Figure 2. SNARK protects against palmitate-induced apoptosis in myocytes.

C2C12 myoblasts were treated with scrambled or SNARK siRNA to generate SNARK-knockdown cells. (A) Snark mRNA (relative to B2m housekeeping gene) (control: n = 5 wells, siRNA: n = 6 wells) and (B) protein levels were measured, with AMPK shown as a loading control.
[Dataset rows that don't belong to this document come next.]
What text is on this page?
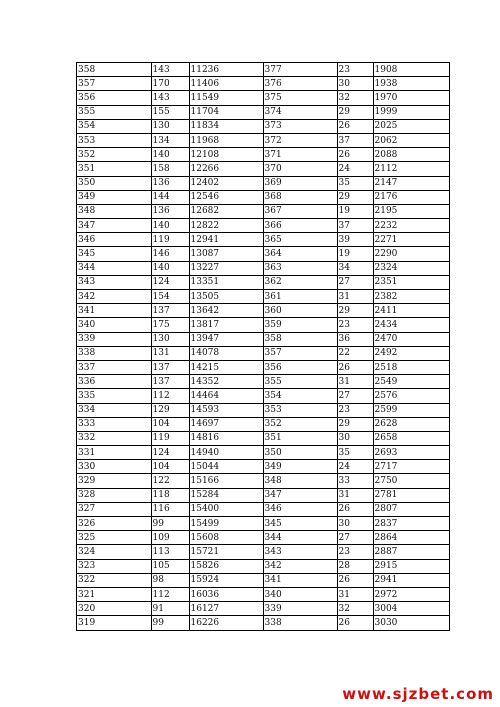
358	143	11236	377	23	1908
357	170	11406	376	30	1938
356	143	11549	375	32	1970
355	155	11704	374	29	1999
354	130	11834	373	26	2025
353	134	11968	372	37	2062
352	140	12108	371	26	2088
351	158	12266	370	24	2112
350	136	12402	369	35	2147
349	144	12546	368	29	2176
348	136	12682	367	19	2195
347	140	12822	366	37	2232
346	119	12941	365	39	2271
345	146	13087	364	19	2290
344	140	13227	363	34	2324
343	124	13351	362	27	2351
342	154	13505	361	31	2382
341	137	13642	360	29	2411
340	175	13817	359	23	2434
339	130	13947	358	36	2470
338	131	14078	357	22	2492
337	137	14215	356	26	2518
336	137	14352	355	31	2549
335	112	14464	354	27	2576
334	129	14593	353	23	2599
333	104	14697	352	29	2628
332	119	14816	351	30	2658
331	124	14940	350	35	2693
330	104	15044	349	24	2717
329	122	15166	348	33	2750
328	118	15284	347	31	2781
327	116	15400	346	26	2807
326	99	15499	345	30	2837
325	109	15608	344	27	2864
324	113	15721	343	23	2887
323	105	15826	342	28	2915
322	98	15924	341	26	2941
321	112	16036	340	31	2972
320	91	16127	339	32	3004
319	99	16226	338	26	3030
www.sjzbet.com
Average protein levels were quantified from n = 6 wells per condition. Following 24 hours of transfection with siRNA, scrambled (CON) or SNARK siRNA (siRNA) cells were treated with vehicle (VEH; ethanol in 2% BSA) or 250 μM palmitate for 24 hours. (C) Viable cells in each treatment group were quantified using the MTT proliferation assay. The average results from 3 independent experiments (n = 6 wells per condition per experiment) are shown. (D) Western blotting was performed on cell lysates to analyze MYPT1/Rho kinase and apoptotic signaling. AMPK is shown as a loading control. The average protein levels were quantified from 3 wells per group and are representative of 3 independent experiments. C-Casp 3, cleaved caspase-3. *P < 0.05 vs. CON; ^#P < 0.05 vs. VEH of same treatment group determined by t tests (A and B) and 2-way ANOVA with Bonferroni post-hoc testing (C and D). Error bars indicate mean ± SEM.